New analysis shows that Dilophosaurus had air sacs in its bones and was up to 6 meters long – much larger than the beasts in the film.
A study by the University of Texas at Austin, in the United States, shows that the famous Dilophosaurus was quite different from what was imagined. In Jurassic Park, it is portrayed as a human-sized dinosaur that spits venom from its neck. However, paleontologists claim that it looked more like modern birds. The research was published in the Journal of Paleontology.
One of the main differences is that it was not a small dinosaur. The real Dilophosaurus was the largest land animal of its time – 183 million years ago, during the Lower Jurassic -, reaching up to 6 meters (20 ft) in length.
The study’s lead author, Adam Marsh, analyzed five almost complete Dilophosaurus fossils during his doctorate. The first descriptions of the animal characterized it with a fragile crest and weak jaws – which influenced the creation of Dilophosaurus in Jurassic Park as a slender dinosaur that subdued its prey with venom.
But when analyzing the fossils, Marsh found the opposite of that description: Dilophosaurus’ jaws had powerful muscles. He also found that some bones had traces of air sacs, which would have helped to strengthen the animal’s skeleton, including its double crest. “They’re kind of like bubble wrap – the bone is protected and strengthened,” Marsh said.
These air sacs are not exclusive to Dilophosaurus. Modern birds have them, as did the most massive dinosaurs that ever existed. The sacs reduce the animal’s weight, which helped large dinosaurs to move around.
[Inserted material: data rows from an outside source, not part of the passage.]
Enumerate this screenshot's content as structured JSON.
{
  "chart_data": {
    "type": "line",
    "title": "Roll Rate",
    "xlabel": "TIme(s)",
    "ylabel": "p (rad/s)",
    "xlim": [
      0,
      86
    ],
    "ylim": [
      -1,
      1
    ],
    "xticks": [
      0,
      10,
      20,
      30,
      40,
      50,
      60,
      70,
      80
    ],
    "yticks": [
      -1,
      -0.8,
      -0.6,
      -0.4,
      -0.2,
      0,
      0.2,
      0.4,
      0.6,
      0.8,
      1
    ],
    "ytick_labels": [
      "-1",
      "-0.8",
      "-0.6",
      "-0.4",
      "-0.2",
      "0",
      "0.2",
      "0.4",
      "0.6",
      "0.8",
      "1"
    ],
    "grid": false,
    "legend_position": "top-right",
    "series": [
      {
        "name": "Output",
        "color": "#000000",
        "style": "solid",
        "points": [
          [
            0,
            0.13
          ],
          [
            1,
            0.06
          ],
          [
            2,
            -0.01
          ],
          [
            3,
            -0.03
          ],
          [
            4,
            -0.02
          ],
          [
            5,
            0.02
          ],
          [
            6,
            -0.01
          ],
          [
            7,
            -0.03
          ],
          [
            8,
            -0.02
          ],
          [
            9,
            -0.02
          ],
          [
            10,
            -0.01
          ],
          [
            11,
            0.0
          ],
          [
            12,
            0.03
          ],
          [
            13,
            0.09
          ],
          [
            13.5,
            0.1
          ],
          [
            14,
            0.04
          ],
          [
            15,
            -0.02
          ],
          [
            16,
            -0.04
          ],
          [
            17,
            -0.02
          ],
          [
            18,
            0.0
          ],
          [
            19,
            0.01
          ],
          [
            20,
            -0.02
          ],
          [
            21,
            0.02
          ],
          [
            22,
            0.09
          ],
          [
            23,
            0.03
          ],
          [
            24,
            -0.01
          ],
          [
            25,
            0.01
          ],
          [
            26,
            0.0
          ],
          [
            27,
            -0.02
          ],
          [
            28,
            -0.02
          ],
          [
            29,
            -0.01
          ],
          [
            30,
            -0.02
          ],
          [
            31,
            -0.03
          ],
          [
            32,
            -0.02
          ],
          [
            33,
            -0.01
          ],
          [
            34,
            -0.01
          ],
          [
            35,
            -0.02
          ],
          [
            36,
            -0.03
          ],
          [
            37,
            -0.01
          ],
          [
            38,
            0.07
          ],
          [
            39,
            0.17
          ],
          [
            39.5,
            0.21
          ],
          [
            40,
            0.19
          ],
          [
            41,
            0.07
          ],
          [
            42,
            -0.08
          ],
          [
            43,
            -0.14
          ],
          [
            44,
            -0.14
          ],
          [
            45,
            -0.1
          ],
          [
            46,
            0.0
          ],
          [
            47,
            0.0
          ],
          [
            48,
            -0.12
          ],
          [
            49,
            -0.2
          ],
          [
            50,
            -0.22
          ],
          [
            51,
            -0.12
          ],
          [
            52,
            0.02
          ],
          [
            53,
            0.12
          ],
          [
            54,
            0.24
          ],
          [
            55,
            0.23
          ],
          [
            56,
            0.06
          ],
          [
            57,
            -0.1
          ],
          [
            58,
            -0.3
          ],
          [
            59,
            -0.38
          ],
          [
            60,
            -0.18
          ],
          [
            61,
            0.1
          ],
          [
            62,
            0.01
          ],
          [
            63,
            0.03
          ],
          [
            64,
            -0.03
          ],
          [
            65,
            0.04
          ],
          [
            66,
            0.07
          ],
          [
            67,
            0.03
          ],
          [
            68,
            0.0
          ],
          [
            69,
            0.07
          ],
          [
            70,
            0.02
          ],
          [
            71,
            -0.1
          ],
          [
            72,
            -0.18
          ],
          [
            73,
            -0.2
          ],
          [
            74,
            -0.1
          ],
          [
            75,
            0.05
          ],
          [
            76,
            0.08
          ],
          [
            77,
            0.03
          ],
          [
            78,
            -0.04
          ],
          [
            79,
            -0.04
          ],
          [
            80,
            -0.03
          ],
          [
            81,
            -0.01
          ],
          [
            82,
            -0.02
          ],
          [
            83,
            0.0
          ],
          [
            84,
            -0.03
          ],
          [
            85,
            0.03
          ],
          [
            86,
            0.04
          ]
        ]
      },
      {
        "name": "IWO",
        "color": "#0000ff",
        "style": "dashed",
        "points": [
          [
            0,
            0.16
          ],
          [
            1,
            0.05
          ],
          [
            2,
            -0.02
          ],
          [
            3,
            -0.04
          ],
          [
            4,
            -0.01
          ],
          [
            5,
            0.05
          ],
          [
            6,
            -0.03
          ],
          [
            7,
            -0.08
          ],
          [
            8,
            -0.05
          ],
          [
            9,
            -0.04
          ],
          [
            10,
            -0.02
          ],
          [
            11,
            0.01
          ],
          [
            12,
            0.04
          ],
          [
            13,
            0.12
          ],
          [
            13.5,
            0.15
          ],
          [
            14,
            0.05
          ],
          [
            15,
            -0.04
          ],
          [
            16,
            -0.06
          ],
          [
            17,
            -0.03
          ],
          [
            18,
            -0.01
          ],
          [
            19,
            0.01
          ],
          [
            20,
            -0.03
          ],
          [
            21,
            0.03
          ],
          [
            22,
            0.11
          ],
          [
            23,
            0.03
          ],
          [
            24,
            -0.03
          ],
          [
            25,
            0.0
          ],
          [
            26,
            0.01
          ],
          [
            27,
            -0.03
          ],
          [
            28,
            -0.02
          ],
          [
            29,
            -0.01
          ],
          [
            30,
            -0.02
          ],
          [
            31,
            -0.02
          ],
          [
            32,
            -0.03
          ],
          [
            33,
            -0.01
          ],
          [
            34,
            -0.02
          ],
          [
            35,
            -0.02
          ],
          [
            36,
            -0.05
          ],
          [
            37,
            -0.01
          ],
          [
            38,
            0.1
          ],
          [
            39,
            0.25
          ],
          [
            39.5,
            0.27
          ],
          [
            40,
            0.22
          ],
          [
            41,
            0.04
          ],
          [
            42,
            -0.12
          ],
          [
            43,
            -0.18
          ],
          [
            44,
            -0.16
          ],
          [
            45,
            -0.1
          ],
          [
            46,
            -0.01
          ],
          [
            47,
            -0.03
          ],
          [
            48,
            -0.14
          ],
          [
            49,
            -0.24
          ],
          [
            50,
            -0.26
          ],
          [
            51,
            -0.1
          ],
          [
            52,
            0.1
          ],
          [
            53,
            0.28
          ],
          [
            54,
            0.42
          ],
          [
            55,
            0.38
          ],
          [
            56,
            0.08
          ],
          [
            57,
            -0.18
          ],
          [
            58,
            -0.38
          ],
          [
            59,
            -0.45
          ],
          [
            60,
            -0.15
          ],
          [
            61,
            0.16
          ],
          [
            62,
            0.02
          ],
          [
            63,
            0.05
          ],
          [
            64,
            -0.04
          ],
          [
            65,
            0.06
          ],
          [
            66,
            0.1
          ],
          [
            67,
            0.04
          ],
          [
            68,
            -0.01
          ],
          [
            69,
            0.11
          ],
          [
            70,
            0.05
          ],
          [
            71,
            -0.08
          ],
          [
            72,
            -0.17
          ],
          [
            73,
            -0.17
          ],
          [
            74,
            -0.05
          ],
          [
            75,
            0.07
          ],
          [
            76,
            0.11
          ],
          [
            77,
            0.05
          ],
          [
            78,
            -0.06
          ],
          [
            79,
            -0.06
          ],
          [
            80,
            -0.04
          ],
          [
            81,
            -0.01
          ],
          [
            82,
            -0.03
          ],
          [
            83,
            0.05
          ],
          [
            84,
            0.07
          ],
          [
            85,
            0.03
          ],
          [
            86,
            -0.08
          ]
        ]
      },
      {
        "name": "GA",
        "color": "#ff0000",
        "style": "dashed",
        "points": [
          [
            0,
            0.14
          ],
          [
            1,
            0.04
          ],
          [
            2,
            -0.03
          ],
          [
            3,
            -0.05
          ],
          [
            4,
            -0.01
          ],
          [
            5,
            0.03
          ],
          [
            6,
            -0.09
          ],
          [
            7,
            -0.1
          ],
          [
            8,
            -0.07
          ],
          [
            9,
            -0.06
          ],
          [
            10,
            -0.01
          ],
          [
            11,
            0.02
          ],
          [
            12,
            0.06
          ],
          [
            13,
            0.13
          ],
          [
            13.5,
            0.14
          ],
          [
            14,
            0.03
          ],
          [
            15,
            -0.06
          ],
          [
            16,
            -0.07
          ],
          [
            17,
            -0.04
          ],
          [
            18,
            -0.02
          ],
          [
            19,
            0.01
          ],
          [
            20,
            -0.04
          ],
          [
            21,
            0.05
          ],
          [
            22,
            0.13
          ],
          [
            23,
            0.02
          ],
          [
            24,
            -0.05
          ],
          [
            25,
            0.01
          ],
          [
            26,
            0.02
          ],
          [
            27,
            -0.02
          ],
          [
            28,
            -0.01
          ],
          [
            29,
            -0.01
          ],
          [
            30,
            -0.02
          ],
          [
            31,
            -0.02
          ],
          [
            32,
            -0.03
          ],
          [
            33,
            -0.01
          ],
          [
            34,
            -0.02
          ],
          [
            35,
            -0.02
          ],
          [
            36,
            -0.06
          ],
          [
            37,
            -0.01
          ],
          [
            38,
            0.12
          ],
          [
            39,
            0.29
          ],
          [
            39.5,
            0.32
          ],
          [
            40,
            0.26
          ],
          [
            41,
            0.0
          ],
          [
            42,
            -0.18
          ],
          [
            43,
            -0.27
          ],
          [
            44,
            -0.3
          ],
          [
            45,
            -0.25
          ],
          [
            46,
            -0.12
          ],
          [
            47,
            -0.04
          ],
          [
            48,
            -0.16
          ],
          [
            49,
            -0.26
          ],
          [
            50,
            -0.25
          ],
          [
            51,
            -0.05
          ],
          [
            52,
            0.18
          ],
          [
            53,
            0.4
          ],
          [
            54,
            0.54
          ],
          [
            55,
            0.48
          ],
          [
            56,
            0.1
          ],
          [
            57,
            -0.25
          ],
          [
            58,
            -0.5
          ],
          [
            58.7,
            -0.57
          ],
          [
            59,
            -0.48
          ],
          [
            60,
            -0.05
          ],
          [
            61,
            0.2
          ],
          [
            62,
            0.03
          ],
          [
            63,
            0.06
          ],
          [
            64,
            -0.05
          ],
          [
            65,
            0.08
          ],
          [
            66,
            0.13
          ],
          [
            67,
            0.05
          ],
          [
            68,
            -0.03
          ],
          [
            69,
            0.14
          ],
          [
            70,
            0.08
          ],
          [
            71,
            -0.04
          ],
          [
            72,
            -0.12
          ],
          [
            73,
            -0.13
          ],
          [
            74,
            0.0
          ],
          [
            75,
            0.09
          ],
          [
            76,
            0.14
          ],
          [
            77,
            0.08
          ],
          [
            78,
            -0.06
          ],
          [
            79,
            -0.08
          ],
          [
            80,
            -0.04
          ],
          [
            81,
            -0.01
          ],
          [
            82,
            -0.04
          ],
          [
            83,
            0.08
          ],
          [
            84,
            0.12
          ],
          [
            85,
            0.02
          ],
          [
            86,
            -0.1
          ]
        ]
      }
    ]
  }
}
The researcher noted down several anatomical features of each fossil and compared them using algorithms, confirming that they all belonged to the genus Dilophosaurus. The calculation also revealed that there is an evolutionary gap between the animal and its closest dinosaur relatives, indicating that there are probably many more to be discovered.
The new discoveries about Dilophosaurus will help paleontologists around the world to identify fossil samples.